I am happy to say that we have defined "hater." I think we can all agree that a hater is someone who begrudges you your success or happiness or contentment. A hater will listen to your announcement of a promotion at work and then downplay your boost as not that big a deal. A hater is the buddy who will see your interest in a woman and when you're out of earshot drop her "hints" about you that might kill her interest. A hater is the girlfriend who sees you trailing TP on the heel of your shoe but doesn't tell you as much before you approach that guy you really like. A hater listens to someone compliment you and then earnestly tells that person giving the compliment that he, the hater, deserves higher praise than you.
A co-worker of mine is a world-class hater. This person - gender intentionally omitted - spends an inordinate amount of time scoffing at other reporters' work and saying things like "I once wrote an article about that very same topic...only better." Who knows why he/she does it?
We spent nearly a week last June discussing on this blog who haters are. But what I don't think we got into enough was what motivates a hater. It's easy to say haters are jealous or insecure people. Those are givens. But I think it's deeper than that.
Anyway, what prompted this mental review were an email and phone call received recently from a friend who moved away. This friend left South Florida for the... how do you describe the weather/atmosphere of the North East?
The email was essentially several inches of "I'm sorry you're 'stuck' in Miami. Your life would be so much better if you were in New Jersey." Jersey? For real? The phone call was more of the same: "You must hate life and want to kill yourself. How can you stand living down there?"

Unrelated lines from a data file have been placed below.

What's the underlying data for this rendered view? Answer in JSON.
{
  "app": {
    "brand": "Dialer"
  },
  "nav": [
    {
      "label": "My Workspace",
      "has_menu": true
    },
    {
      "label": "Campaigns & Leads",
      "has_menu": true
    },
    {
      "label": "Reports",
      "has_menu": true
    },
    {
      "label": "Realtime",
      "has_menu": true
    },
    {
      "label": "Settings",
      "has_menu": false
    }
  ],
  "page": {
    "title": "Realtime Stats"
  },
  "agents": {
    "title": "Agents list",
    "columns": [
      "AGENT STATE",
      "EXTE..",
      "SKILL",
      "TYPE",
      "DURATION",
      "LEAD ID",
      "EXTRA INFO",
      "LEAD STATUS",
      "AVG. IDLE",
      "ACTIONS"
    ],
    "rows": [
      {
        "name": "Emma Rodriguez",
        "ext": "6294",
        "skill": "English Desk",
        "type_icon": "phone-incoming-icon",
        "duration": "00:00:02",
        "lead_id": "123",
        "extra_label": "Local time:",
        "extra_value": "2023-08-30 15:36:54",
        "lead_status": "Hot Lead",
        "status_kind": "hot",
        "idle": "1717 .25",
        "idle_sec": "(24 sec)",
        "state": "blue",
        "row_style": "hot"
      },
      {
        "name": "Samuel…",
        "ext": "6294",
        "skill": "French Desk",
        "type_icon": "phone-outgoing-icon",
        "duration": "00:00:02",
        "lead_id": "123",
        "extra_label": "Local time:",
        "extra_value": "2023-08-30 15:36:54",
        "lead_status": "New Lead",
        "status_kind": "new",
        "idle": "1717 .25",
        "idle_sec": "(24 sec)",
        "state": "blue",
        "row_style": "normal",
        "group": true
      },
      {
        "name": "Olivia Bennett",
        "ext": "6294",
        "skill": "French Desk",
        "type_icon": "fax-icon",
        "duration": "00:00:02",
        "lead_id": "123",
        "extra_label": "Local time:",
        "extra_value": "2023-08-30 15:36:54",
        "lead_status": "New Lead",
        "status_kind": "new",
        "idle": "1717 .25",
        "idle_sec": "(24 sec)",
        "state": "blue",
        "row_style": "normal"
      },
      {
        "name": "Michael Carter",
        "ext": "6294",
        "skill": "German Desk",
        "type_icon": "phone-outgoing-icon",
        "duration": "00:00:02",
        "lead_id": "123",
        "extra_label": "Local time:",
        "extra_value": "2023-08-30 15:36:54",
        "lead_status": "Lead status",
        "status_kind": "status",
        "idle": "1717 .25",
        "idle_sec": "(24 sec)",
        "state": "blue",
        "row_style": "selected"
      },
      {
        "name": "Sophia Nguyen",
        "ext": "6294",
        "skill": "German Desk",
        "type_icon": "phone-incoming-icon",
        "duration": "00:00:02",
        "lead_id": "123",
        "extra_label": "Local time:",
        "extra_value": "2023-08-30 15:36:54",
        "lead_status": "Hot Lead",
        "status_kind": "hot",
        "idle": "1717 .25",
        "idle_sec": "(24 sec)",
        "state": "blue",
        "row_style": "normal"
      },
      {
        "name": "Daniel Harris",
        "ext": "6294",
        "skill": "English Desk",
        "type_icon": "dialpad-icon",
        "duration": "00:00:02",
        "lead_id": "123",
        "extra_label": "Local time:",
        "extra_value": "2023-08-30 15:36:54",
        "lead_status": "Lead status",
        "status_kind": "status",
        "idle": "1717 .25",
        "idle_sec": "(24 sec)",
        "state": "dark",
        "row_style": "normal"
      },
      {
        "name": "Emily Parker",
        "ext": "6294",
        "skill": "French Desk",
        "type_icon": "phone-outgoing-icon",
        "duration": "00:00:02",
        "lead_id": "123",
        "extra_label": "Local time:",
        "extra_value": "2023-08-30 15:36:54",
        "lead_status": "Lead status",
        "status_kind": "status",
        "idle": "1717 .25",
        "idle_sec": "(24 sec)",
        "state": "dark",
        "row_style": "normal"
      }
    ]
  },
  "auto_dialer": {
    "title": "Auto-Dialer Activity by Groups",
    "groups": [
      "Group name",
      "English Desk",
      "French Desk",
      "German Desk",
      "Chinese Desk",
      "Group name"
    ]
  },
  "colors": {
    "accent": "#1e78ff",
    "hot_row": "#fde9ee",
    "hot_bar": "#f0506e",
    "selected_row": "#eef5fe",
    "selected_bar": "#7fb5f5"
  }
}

I'm being facetious in how I paraphrase what my friend wrote/said, but seriously if you really feel bad for someone that they "can't" live in as nice a place as you, do you tell them how terrible you believe their circumstance is? Isn't that kind of mean?
Now, you have to believe me when I tell you that I wasn't offended. My feelings were not hurt. Maybe if I'd had a thin skin. But if anything I thought the message and the call were funny, 'cause I really believe this friend means well. He cares about me, the way you care about a buddy with whom you've tipped pints and shared laughs. But he's a classic hater. Sometimes subtle, but definitely classic.
This is the friend, who when I bought a new car commented that it was nice but he could never drive something like that, because, essentially, it wasn't up to his standards. A friend who described my house as OK for me, but not to his liking. A friend, who earnestly, sincerely told me that maybe one day I'll do better professionally and find myself on his level. The friend, who when I said I was getting my little "swimmers" checked out to make sure they were fit for procreation, told me with a straight face that his little swimmers were the strongest ever and that a doctor once told him his swimmers could do the back stroke to the promised land.
Why are some people haters? Seriously, I want to study them like lab rats.
Again, don't tell me simple jealousy or simple insecurity. What makes 'em that way?
Tell me your hater stories and why you believe your hater behaved so.